Stein shows that while not all Darwinists are atheists - a great many are. Or become shortly after embracing Darwinism.

Stein then takes a trip into history to see what kind of worldview a Darwinist perspective would create and he comes to Nazism. He’s quick to point out that not all Darwinists are Nazis, but that Darwinism was a foundational pillar of the Third Reich. And while Nazism wasn’t embraced in the West, eugenics certainly was. In fact, the founder of Planned Parenthood was a prominent supporter of eugenics. And it is also amongst Darwinists you find the loudest supporters euthanasia.

Stein visited Dachau and I must say it was at this point I began to cry. I visited that place. I saw what he saw, learned what he learned, and stepped where he stepped. If I may interject my opinion here - I see no reason, not one, to make me think the horrors of the Holocaust cannot be revisited upon humanity again if the Darwinistic, atheistic, worldview takes hold of a nation once more. Darwinism tells us a life is worth no more than what it can contribute and/or what we say it’s worth. We already know we have it within ourselves to say a race of people isn’t worth allowing to live. We already know we have it within ourselves to say the physically and mentally handicapped are worth allowing to live. What do we have that will ensure it will not happen again? That a force won’t rise up and say, “These people are keeping us back! These people are why we are weak!”

If you’ve already decided these issues for yourself then there’s nothing you can get out of Expelled.
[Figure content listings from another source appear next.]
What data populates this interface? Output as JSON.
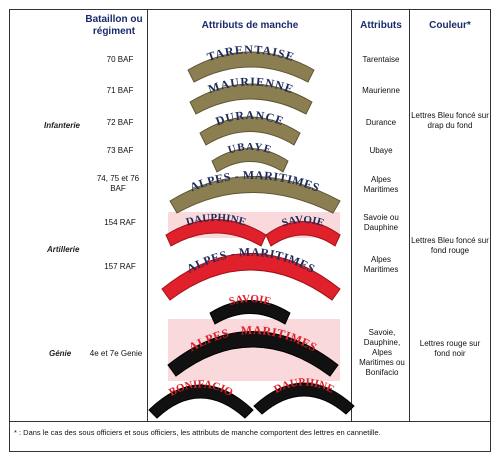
{
  "headers": {
    "battalion": "Bataillon ou régiment",
    "sleeve": "Attributs de manche",
    "attributes": "Attributs",
    "colour": "Couleur*"
  },
  "groups": {
    "infantry": "Infanterie",
    "artillery": "Artillerie",
    "engineers": "Génie"
  },
  "units": {
    "baf70": "70 BAF",
    "baf71": "71 BAF",
    "baf72": "72 BAF",
    "baf73": "73 BAF",
    "baf747576": "74, 75 et 76 BAF",
    "raf154": "154 RAF",
    "raf157": "157 RAF",
    "genie": "4e et 7e Genie"
  },
  "patches": {
    "tarentaise": "TARENTAISE",
    "maurienne": "MAURIENNE",
    "durance": "DURANCE",
    "ubaye": "UBAYE",
    "alpes_maritimes_khaki": "ALPES - MARITIMES",
    "dauphine_red": "DAUPHINE",
    "savoie_red": "SAVOIE",
    "alpes_maritimes_red": "ALPES - MARITIMES",
    "savoie_black": "SAVOIE",
    "alpes_maritimes_black": "ALPES - MARITIMES",
    "bonifacio": "BONIFACIO",
    "dauphine_black": "DAUPHINE"
  },
  "attributes": {
    "tarentaise": "Tarentaise",
    "maurienne": "Maurienne",
    "durance": "Durance",
    "ubaye": "Ubaye",
    "alpes_maritimes_inf": "Alpes Maritimes",
    "savoie_dauphine": "Savoie ou Dauphine",
    "alpes_maritimes_art": "Alpes Maritimes",
    "genie": "Savoie, Dauphine, Alpes Maritimes ou Bonifacio"
  },
  "colours": {
    "infantry": "Lettres Bleu foncé sur drap du fond",
    "artillery": "Lettres Bleu foncé sur fond rouge",
    "engineers": "Lettres rouge sur fond noir"
  },
  "footnote": "* : Dans le cas des sous officiers et sous officiers, les attributs de manche comportent des lettres en cannetille.",
  "colors": {
    "header_text": "#1a2b6b",
    "khaki": "#8b7f52",
    "navy_text": "#1e2a5a",
    "red": "#e0202a",
    "black": "#111111",
    "pink_bg": "#f8d6d8"
  }
}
In fact, I’ll tell you I got little out of Expelled because I spend a lot of time looking at these issues. Expelled didn’t show me anything I didn’t already know.

But, if you’re undecided on this debate, if you’re open-minded, I highly suggest seeing it. It won’t make your mind up for you, and it shouldn’t, but it may expose you to things you don’t see in this argument because one side has a virtual monopoly of the stage.

I come back, in the end, to what I said the film is. Expelled is a film that says there are two possible answers to the question of existence and one of those possible answers has been unfairly and illogically excluded from consideration.

And before you dismiss intelligent design out of hand, consider that there are thousands of scientists the world over that disagree with you. I’m not saying they’re right. But if there are only two possible answers to a question shouldn’t both answers be heard and the decision as to who is right be left up to us, the people?

Or are we not smart enough to make that call?

NOTE:  I disabled comments because I’ve seen comments to a topic like this degenerate into a wasteland too often.  If you think ID is worthless tripe, or Darwinian evolution is full of more holes than swiss cheese, I don’t care.  This piece wasn’t about debating the merits of either positions but rather the documentary itself.  And I know in my heart of hearts precious little time would be spent talking about it.